HP = Torque x RPM / 5252

Here is the derivation of this formula.

LINK

 

[Doughknob]

I was comparing the specs between a John Deere 3038E and a Kubota LX3310 and I'm not understanding how these numbers work. If anybody has any ideas please share them.

John Deere 3038E:
Engine Torque at rated speed: 77.2 ft-lbs
Engine horsepower: 37.2
PTO horsepower: 30
Weight: 2,222 lbs

Kubota LX3310:
Engine Torque at rated speed: 77.7 ft-lbs
Engine horsepower: 30.8
PTO horsepower: 27
Weight: 1,918 lbs

How they work? What do u mean?
Ideas? About what

Your signature phrase there suggest you know what torque is. So what are you asking?

 

[CobyRupert]

If “rated speed” is engine rpms when the PTO is turning at a standardized 540 rpm that most attachments operate at, it means the Deere’s engine is turning at a faster rpm to get the 540 rpm at the PTO.

Like others say:
(Horse) power = Torque x RPM
(don’t worry about the other numbers in the formula. They’re just conversion factors for keeping the units (Hp, foot-pounds, minutes, seconds, etc..) straight.

So if 2 tractors have the same torque, but one outputs more horsepower, it’s engine rpms must be higher at “rated speed”.

“Rated speed” is the undefined, confusing term in the above info.
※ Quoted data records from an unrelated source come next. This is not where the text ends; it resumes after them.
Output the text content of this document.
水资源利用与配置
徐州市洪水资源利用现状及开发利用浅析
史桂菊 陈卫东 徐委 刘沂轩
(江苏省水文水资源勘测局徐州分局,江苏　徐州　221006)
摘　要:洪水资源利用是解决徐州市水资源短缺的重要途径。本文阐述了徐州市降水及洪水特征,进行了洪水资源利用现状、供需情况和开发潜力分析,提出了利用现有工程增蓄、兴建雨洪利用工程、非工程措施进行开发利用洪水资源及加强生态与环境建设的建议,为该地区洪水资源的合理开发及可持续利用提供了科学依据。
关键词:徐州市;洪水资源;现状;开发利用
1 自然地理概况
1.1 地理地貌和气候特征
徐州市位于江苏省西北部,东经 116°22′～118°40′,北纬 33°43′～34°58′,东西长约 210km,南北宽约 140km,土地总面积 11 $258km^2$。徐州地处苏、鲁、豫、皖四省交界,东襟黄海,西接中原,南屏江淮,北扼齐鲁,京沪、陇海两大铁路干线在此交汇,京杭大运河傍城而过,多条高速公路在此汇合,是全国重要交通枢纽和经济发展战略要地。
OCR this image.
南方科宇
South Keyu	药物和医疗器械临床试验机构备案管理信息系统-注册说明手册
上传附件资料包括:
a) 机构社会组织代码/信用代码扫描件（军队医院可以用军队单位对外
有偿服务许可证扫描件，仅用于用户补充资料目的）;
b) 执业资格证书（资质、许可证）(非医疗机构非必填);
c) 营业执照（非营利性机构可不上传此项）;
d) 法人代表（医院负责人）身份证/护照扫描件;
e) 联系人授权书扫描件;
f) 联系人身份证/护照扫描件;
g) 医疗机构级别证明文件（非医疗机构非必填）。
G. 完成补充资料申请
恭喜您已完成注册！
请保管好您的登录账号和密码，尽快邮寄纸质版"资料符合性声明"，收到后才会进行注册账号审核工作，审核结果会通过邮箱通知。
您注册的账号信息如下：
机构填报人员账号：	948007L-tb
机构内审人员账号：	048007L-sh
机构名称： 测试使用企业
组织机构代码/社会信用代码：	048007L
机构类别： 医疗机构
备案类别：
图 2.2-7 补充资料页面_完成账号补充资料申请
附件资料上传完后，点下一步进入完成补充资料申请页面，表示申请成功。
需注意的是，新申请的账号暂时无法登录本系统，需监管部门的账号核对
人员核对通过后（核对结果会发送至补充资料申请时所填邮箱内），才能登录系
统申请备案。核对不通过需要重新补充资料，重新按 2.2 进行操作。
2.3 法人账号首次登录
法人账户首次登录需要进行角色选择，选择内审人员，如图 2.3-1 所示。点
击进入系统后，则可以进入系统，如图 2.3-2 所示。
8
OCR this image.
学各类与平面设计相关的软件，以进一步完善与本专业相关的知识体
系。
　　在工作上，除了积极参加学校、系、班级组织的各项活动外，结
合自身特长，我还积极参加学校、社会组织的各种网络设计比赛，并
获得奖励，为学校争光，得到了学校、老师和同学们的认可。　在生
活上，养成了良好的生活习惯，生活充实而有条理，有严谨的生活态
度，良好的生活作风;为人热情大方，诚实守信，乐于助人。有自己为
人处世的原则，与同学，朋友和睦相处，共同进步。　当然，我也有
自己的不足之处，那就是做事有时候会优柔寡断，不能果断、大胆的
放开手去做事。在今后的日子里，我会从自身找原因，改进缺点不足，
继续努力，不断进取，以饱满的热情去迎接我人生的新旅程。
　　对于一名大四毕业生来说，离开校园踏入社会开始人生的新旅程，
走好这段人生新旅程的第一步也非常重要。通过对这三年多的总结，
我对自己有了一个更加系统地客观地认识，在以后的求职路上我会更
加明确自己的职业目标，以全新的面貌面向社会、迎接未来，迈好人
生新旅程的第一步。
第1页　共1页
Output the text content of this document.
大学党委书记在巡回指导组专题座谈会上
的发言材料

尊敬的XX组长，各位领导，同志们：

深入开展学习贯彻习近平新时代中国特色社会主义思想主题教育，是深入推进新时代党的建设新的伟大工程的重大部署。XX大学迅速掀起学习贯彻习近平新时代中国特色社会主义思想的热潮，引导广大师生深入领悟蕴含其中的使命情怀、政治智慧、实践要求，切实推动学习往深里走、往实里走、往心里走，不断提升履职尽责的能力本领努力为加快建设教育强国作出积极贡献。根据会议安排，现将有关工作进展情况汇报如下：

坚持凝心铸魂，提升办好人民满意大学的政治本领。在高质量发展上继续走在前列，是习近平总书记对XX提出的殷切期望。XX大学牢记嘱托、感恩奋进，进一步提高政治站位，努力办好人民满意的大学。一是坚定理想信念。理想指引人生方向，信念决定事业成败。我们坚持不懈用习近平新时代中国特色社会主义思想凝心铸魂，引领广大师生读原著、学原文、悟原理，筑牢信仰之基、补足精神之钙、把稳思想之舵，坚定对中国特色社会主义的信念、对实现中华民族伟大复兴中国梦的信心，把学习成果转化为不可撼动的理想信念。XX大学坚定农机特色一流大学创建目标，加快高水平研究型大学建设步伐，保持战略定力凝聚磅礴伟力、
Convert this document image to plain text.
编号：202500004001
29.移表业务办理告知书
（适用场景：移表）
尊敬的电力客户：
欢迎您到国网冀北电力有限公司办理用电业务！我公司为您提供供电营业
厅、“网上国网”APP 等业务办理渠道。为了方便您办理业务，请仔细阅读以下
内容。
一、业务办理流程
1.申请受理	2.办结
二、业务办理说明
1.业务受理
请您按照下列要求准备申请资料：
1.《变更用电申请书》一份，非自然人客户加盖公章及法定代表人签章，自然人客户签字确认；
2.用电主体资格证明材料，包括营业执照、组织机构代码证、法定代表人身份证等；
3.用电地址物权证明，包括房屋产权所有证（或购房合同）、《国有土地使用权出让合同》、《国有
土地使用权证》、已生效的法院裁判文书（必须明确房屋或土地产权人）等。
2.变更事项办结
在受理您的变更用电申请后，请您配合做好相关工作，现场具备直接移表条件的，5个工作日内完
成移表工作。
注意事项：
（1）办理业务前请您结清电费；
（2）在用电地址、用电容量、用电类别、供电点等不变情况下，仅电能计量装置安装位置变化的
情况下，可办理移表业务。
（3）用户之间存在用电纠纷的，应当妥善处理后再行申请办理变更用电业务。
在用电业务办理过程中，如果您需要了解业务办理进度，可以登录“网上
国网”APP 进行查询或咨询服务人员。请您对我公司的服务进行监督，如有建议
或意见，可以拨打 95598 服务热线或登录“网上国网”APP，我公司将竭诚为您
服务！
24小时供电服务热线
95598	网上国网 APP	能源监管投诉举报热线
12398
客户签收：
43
Example your weedwacker turning at 12,000 rpm may have the same horsepower rating as an electric motor turning 1200 rpms, but it’s going to have 1/10th the torque.

 

[Jchonline]

What part of it are you having problems with?

 

[rScotty]

I was comparing the specs between a John Deere 3038E and a Kubota LX3310 and I'm not understanding how these numbers work. If anybody has any ideas please share them.

John Deere 3038E:
Engine Torque at rated speed: 77.2 ft-lbs
Engine horsepower: 37.2
PTO horsepower: 30
Weight: 2,222 lbs

Kubota LX3310:
Engine Torque at rated speed: 77.7 ft-lbs
Engine horsepower: 30.8
PTO horsepower: 27
Weight: 1,918 lbs

I think the problem is that you may be expecting that JD's "rated speed" is the same as Kubota's. It may be that both use the same RPM for rated speed, but it doesn't have to be the same and if it was it would be a coincidence.
In this case it looks to me like JD's engine is set up to produce their torque figure at a rated speed that is slightly higher than the Kubota's. There could be as much as a couple hundred RPMs difference.

If so, and the torque is the same, then when we calculate HP using HP = torque times RPM we get different HP.

Does that help?
rScotty